According to Pitot's Theorem , for a tangential quadrilateral, $AB + CD = AC + BD$ .

Since the perimeter is $52$ , then $52 = (AB + CD) + (AC + BD) = 2(AB + CD)$ . $AB + CD = 26$ .

All we need to know now is the height of the trapezoid, which is also the diameter of the circle because both radii from the touching points at $AB$ and $CD$ make the right angles with these parallel lines.

Now suppose $x$ be the distance from touching point to either $A$ or $B$ and $y$ the distance from that to $C$ or $D$ and $h$ be the height of the trapezoid.

Now when we draw a perpendicular line down from point $A$ to $CD$ :

By Pythagorean Theorem, $h^2 + (y-x)^2 = (y+x)^2$ .

$h^2 =4xy$

$h = 2\sqrt{xy}$

Since the radius is the whole integer, and $x+y = AD = BC = 13$ , both $x$ and $y$ are perfect squares.

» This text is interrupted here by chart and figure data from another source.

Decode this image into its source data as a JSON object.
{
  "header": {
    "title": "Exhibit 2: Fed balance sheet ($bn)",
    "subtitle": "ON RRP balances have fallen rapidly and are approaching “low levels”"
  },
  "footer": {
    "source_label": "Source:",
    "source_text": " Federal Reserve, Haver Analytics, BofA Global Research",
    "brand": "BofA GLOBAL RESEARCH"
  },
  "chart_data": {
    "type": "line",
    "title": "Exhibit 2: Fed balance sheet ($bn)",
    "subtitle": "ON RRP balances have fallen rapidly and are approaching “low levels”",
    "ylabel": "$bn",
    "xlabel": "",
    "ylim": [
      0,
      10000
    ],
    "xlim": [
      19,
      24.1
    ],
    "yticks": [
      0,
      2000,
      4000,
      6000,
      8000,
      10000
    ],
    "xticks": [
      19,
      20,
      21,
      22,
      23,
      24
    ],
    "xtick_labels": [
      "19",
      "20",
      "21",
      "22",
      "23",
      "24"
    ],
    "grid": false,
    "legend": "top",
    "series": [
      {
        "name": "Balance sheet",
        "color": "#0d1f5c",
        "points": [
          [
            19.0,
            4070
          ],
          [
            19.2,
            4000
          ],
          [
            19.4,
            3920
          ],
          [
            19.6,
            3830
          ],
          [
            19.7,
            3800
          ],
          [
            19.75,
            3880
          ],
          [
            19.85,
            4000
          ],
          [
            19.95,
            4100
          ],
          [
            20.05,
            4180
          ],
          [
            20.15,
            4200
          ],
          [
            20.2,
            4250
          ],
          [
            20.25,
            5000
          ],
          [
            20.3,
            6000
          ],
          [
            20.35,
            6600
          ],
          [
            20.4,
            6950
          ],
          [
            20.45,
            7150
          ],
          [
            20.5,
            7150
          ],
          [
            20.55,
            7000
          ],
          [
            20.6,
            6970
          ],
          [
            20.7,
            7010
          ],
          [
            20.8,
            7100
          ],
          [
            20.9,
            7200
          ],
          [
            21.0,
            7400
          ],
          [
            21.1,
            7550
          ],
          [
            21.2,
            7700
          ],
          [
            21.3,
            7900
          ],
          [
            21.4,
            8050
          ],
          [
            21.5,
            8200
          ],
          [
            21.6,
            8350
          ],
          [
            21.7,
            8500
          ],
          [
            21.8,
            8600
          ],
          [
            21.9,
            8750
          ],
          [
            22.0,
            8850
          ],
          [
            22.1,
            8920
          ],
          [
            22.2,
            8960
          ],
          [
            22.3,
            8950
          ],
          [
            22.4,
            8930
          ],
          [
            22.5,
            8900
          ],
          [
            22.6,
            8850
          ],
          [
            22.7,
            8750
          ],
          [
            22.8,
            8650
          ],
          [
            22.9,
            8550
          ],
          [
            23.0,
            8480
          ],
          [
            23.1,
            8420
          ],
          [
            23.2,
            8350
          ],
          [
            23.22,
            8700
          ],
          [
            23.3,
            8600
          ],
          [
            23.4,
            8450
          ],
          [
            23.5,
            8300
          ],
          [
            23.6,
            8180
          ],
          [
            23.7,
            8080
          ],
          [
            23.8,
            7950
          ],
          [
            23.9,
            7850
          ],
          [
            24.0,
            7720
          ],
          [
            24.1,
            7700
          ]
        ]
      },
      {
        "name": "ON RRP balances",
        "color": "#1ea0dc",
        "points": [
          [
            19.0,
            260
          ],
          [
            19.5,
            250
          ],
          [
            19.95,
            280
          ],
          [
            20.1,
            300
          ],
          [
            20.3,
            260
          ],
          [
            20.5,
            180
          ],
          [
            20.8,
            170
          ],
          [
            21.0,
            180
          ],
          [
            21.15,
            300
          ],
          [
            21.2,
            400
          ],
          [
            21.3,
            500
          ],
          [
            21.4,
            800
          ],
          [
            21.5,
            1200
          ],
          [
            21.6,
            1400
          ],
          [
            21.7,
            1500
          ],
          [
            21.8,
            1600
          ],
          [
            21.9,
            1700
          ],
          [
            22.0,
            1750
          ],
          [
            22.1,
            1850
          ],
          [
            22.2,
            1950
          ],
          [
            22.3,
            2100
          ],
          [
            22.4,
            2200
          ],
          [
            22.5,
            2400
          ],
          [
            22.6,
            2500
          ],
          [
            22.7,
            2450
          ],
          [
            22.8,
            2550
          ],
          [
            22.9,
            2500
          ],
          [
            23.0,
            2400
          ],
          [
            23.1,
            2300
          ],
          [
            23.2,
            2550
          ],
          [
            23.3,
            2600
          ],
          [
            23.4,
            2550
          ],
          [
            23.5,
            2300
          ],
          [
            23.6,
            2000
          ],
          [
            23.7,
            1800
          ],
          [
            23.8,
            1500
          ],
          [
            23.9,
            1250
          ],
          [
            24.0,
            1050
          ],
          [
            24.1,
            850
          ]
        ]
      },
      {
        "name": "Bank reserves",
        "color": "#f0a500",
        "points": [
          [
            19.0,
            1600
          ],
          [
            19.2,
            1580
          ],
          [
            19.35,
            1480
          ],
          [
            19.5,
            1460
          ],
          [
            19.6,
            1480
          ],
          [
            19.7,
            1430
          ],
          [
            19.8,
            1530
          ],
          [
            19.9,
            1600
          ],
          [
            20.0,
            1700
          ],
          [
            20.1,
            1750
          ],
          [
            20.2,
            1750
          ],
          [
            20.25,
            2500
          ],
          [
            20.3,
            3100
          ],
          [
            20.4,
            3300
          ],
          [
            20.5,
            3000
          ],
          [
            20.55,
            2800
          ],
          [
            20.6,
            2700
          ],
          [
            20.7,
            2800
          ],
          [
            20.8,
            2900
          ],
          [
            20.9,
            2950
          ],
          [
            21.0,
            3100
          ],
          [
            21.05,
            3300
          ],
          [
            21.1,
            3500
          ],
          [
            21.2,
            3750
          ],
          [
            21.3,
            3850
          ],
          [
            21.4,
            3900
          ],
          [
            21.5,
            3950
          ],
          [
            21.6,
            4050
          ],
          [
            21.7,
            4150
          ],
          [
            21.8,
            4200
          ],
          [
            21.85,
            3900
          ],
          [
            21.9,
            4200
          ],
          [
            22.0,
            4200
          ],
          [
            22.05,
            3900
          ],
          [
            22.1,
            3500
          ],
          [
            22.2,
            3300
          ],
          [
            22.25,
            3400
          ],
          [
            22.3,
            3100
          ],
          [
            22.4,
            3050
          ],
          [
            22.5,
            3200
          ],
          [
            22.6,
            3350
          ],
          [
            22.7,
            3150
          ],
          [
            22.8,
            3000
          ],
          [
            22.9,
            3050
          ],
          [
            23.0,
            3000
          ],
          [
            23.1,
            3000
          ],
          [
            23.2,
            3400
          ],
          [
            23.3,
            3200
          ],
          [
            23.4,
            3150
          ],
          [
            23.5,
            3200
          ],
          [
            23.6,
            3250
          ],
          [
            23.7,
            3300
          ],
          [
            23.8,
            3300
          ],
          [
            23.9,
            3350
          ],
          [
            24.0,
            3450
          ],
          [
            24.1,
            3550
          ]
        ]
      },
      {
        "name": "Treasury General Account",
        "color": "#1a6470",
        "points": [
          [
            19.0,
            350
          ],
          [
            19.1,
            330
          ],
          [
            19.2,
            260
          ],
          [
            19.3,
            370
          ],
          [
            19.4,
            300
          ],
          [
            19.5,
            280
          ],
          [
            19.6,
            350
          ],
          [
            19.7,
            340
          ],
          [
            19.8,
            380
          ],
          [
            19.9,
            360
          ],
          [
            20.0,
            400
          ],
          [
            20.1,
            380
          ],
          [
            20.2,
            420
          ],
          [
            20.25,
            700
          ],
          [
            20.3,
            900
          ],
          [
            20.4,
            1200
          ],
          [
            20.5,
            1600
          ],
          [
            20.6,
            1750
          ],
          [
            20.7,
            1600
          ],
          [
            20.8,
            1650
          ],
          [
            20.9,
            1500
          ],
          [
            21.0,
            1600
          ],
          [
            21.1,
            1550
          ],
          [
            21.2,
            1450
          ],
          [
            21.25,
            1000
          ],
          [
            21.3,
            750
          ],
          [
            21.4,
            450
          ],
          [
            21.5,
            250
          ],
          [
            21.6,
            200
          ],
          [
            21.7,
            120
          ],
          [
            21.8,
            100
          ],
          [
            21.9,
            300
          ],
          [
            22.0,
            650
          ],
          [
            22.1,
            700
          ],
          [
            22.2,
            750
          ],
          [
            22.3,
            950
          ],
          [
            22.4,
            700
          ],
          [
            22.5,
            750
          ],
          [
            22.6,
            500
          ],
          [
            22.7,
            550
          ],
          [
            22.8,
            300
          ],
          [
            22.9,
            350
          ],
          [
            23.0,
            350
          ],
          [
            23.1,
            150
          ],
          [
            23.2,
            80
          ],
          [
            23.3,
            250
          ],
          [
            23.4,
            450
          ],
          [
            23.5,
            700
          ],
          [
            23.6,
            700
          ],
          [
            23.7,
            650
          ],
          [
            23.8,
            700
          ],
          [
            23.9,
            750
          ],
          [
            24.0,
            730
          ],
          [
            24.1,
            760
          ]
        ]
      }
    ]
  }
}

Hence, $x + y = 4 + 9$ .

Then $h = 2\sqrt{4\times 9} = 12$ .

As a result, the area of the trapezoid = $(\dfrac{AB + CD}{2})h = 13\times 12 = \boxed{156}$

In this isosceles Trapezoid, let the Tangents to the circle from A and B be m, and from D and C be n.
So AB=2m, DC=2n, ... AD=BC=m+n. ... and let the circle have a radius of r.
So the perimeter =4(m+n)=52, and m+n=13=AD and height h= 2r, r and integer.
So AD hypotenuse and h the leg are part of a Pythagorean triple 5-12-13.
2r is not 5(r is an integer), so 2r=12.
Area required=1/2 (AB+CD) h=1/2 26 12=156. By the way a=4 and b=9 because of isosceles Trapezoid.